I’m sorry I did not take the advice of my fellow bloggers AT ONCE and dive into this charming, funny novel by Winifred Watson. It is sweet without being too sickly, an escapist fairytale with a good dose of humour and wisecracks to keep it grounded. It has the feel and style of those 1930s Fred Astaire/Ginger Rogers comedies which I used to watch after coming home from school in the afternoon, before I sat down to do my homework. It was – for once – not relegated to the underground storage room of the library, but up proud and yellow on the ‘mood boosting books’ shelf. And never a truer word was spoken!
It is a fairy-tale, a Cinderella story of a middle-aged, downtrodden governess who is sent by mistake to the apartment of a glamorous nightclub singer, Delysia LaFosse, rather than a household full of unruly children. Before she has a chance to clear up the misunderstanding, she becomes involved in Delysia’s complicated love life and, with her level-headed, prim attitude and warm-hearted if slightly bossy style of questioning, she soon gains Delysia’s trust and gratitude. She gets swept up in the hedonistic lifestyle of her employer and over the next 24 hours experiences the most intoxicating period of her life. But once those giddy hours are over, she is very much afraid she will have to go back to her drab, near-unbearable life.

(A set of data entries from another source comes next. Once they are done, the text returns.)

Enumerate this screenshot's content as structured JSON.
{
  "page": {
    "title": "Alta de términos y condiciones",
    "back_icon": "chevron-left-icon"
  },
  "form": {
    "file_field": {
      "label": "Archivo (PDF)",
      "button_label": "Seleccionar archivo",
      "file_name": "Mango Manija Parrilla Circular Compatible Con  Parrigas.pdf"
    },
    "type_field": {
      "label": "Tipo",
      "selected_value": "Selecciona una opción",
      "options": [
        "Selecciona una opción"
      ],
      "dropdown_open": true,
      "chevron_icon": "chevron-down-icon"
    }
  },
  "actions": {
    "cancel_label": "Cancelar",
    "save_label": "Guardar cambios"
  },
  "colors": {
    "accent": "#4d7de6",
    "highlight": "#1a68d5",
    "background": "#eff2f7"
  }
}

There is just enough backbone to Guinevere Pettigrew (that first name says it all), and just enough careless charm and genuine warmth to Delysia and her friends to make this story seem almost feasible, while the witty, self-deprecating observations keep us one step removed from fantasy land. One could dismiss this as ‘romantic tosh’, but it is far more subversive than that. The lifestyle described is a little too decadent and Miss Pettigrew’s conclusion almost too forward for the time period she was living in:
I find it much pleasanter not to be a lady. I have been one all my life. And what have I to show for it? Nothing. I have ceased to be one.
The original illustrations by Mary Thomson are equally humorous and reminded me very much of the illustrations for Ballet Shoes (although those were drawn by Ruth Gervis). Just one note of caution: there are one or two offensive remarks about Jews and ‘dagos’ in there, reflecting the attitudes of the time, but not excessively so, it doesn’t sour the rest of the story.
As I said above, this book has been reviewed extensively by book bloggers I admire, such as Jacqui, Kate Vane, Simon Savidge , Emma, Max and Resh Susan. I haven’t seen the film but Frances McDormand as Miss Pettigrew strikes me as an inspired choice.